China-US trade dispute turned sour for cherry traders weeks ago, Shanghai dealer says
Customs clearance and checking process that used to take hours now takes weeks, businessman says
The so-called trade war between the world’s two largest economies might have officially started on Friday, but for Chinese importers of American cherries, the impact of the long-running dispute has been rumbling through the sector for weeks.
One of the biggest problems for a trader in Shanghai has been the tardiness of customs officials in processing shipments.
At the city’s Yangshan Port and Pudong Airport, it now took between 10 days and two weeks for cargoes of cherries from the US to be cleared, the person, who asked not to be named, told the South China Morning Post.
“Normally it should take three to four hours for customs clearance, with just selective checks, but with the trade tensions it has been taking much longer,” he said.
“The inspection process has also become much tighter, with each batch of goods being subjected to checks, for various reasons, including fungi inspections.”
Washington on Friday made good on its threat to impose 25 per cent tariffs on US$34 billion worth of goods its imports from China. In Beijing, the foreign ministry said it had hit back with punitive tariffs on an equivalent amount of US goods.
As the value of China’s imports of American products is far lower than that of the goods it sells to the US, a tit-for-tat tariff-only dispute is not in Beijing’s interests. As a result, the use of regulatory and administrative measures to disrupt US trade has long been touted as a weapon in China’s arsenal.
Such barriers have already been imposed to slow up the delivery of gear parts for a US-branded new-energy vehicle, with the goods now sitting idle in warehouses in the north China port of Qinghuangdao, according to a foreign company representative.
Other observers have said that US pharmaceutical companies might soon be subjected to longer review periods, while American producers of genetically modified products are likely to have to go through a much lengthier process than their European rivals to secure the licences they need.
“A simple point is that the intrusive reach of China’s regulatory state, which largely operates free of strict procedural constraints, means that virtually any sector and any company can be effectively targeted if officials so desire,” Xie Yanmei, an economist with Gavekal Dragonomics, said.
“Lower-level officials could see it as their patriotic duty to make life hard for American companies even without instructions from the central government,” she said in a report released last week.
Cherries are just one of a number of agricultural products targeted by Beijing in a move possibly designed to undermine US President Donald Trump’s support base ahead of the midterm elections in November, observers said.
Soybeans, beef and whiskey are also on the list, for similar reasons, they said.
The Shanghai cherry importer said he had already told his customers he would be raising his prices by 40 to 50 yuan (US$6-7.50) per kilogram, or about 25 per cent, to offset the higher tariffs.

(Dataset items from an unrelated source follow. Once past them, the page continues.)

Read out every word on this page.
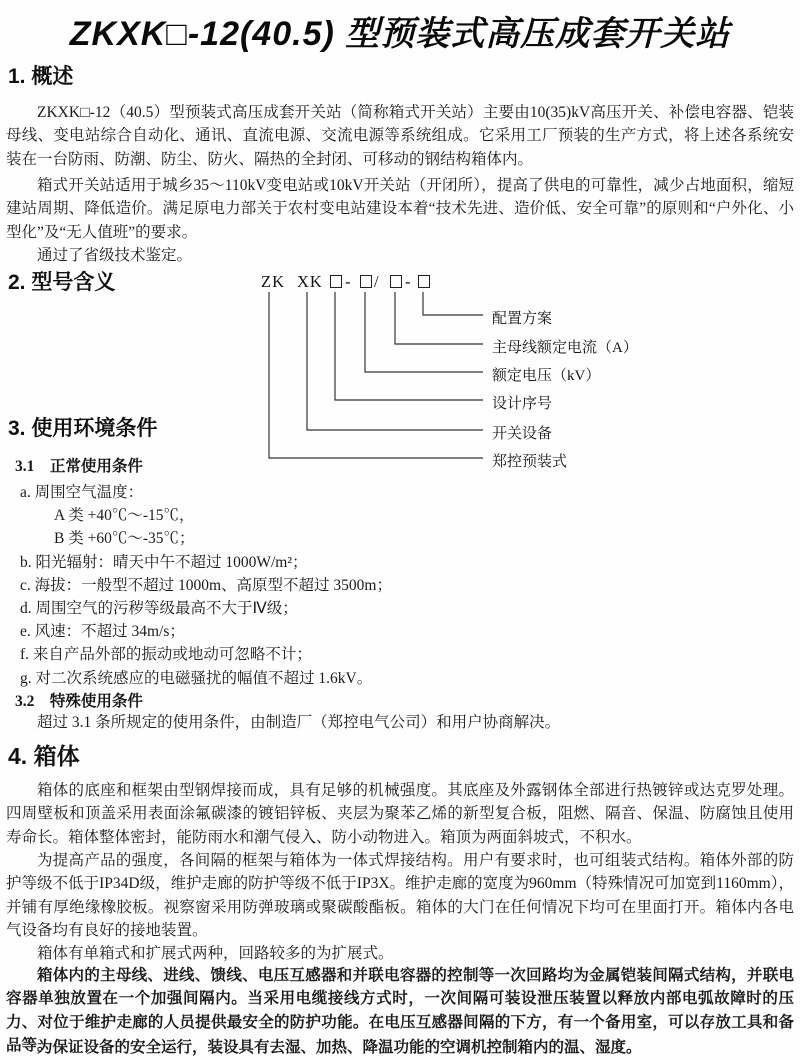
ZKXK□-12(40.5) 型预装式高压成套开关站
1. 概述
ZKXK□-12（40.5）型预装式高压成套开关站（简称箱式开关站）主要由10(35)kV高压开关、补偿电容器、铠装母线、变电站综合自动化、通讯、直流电源、交流电源等系统组成。它采用工厂预装的生产方式，将上述各系统安装在一台防雨、防潮、防尘、防火、隔热的全封闭、可移动的钢结构箱体内。
箱式开关站适用于城乡35～110kV变电站或10kV开关站（开闭所），提高了供电的可靠性，减少占地面积，缩短建站周期、降低造价。满足原电力部关于农村变电站建设本着“技术先进、造价低、安全可靠”的原则和“户外化、小型化”及“无人值班”的要求。
通过了省级技术鉴定。
2. 型号含义	ZK XK - / -
配置方案
主母线额定电流（A）
额定电压（kV）
设计序号
开关设备
郑控预装式
3. 使用环境条件
3.1　正常使用条件
a. 周围空气温度：
A 类 +40℃～-15℃，
B 类 +60℃～-35℃；
b. 阳光辐射：晴天中午不超过 1000W/m²；
c. 海拔：一般型不超过 1000m、高原型不超过 3500m；
d. 周围空气的污秽等级最高不大于Ⅳ级；
e. 风速：不超过 34m/s；
f. 来自产品外部的振动或地动可忽略不计；
g. 对二次系统感应的电磁骚扰的幅值不超过 1.6kV。
3.2　特殊使用条件
超过 3.1 条所规定的使用条件，由制造厂（郑控电气公司）和用户协商解决。
4. 箱体
箱体的底座和框架由型钢焊接而成，具有足够的机械强度。其底座及外露钢体全部进行热镀锌或达克罗处理。四周壁板和顶盖采用表面涂氟碳漆的镀铝锌板、夹层为聚苯乙烯的新型复合板，阻燃、隔音、保温、防腐蚀且使用寿命长。箱体整体密封，能防雨水和潮气侵入、防小动物进入。箱顶为两面斜坡式，不积水。
为提高产品的强度，各间隔的框架与箱体为一体式焊接结构。用户有要求时，也可组装式结构。箱体外部的防护等级不低于IP34D级，维护走廊的防护等级不低于IP3X。维护走廊的宽度为960mm（特殊情况可加宽到1160mm），并铺有厚绝缘橡胶板。视察窗采用防弹玻璃或聚碳酸酯板。箱体的大门在任何情况下均可在里面打开。箱体内各电气设备均有良好的接地装置。
箱体有单箱式和扩展式两种，回路较多的为扩展式。
箱体内的主母线、进线、馈线、电压互感器和并联电容器的控制等一次回路均为金属铠装间隔式结构，并联电容器单独放置在一个加强间隔内。当采用电缆接线方式时，一次间隔可装设泄压装置以释放内部电弧故障时的压力、对位于维护走廊的人员提供最安全的防护功能。在电压互感器间隔的下方，有一个备用室，可以存放工具和备品等。
为保证设备的安全运行，装设具有去湿、加热、降温功能的空调机控制箱内的温、湿度。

Since trade tensions escalated in May, many of his competitors had severed their ties with US business partners and had even had advance payments refunded, he said.
As more than half of all US cherry exports ended up in China, the losses to American farmers would be huge, he said.
The trader said he had shifted his supply chain to central Asia, including Uzbekistan and Kyrgyzstan, as “customs clearance and quarantine inspection are much simpler and quicker at ports along the route of China’s ‘Belt and Road Initiative’”.
As well as creating barriers to the trade in goods, observers said it was likely that Beijing would introduce unwritten rules to delay the approval of takeover deals, opening of new factories or release of new models by American companies.
Sources told the Post that the US embassy had warned American firms to be “prepared for pain”, at least in the short term.
Jake Parker, vice-president of China operations at the US-China Business Council, said the impact of the new tariffs would differ from business to business. Those that had the option to find new suppliers were likely to do so, while others would have to either take a cut in margins or pass the higher costs on to their customers.
“At this stage, however, the biggest thing is uncertainty, and the impact of that is already being felt,” he said.
“Businesses hate uncertainty. If you are uncertain, you don’t invest; if you are uncertain, you don’t hire. Companies don’t know how big this may get, or how it will end.”
An executive from a European chemical company said it had relocated part of its supply chain to South Korea from the US.
“The trade war will affect the world’s supply chain, and will ultimately hit the global economy,” he said.
William Zarit, chairman of the American Chamber of Commerce in China, urged Washington and Beijing to return to the negotiating table, rather than trading tariffs.
“There are no winners in a trade war. Counterproductive import tariffs, such as these, hurt not only the economies of the US and China, but those of every country around the world,” he said.
“While our 900 member companies continue to suffer from not having a level playing field in China, they are still extremely clear: increased tensions in the US-China economic relationship will negatively affect their operations.
“We urge the two governments to come back to the negotiation table with the aim of having productive discussions based on achieving results – focused on fairness and reciprocal treatment – instead of escalating the current situation.”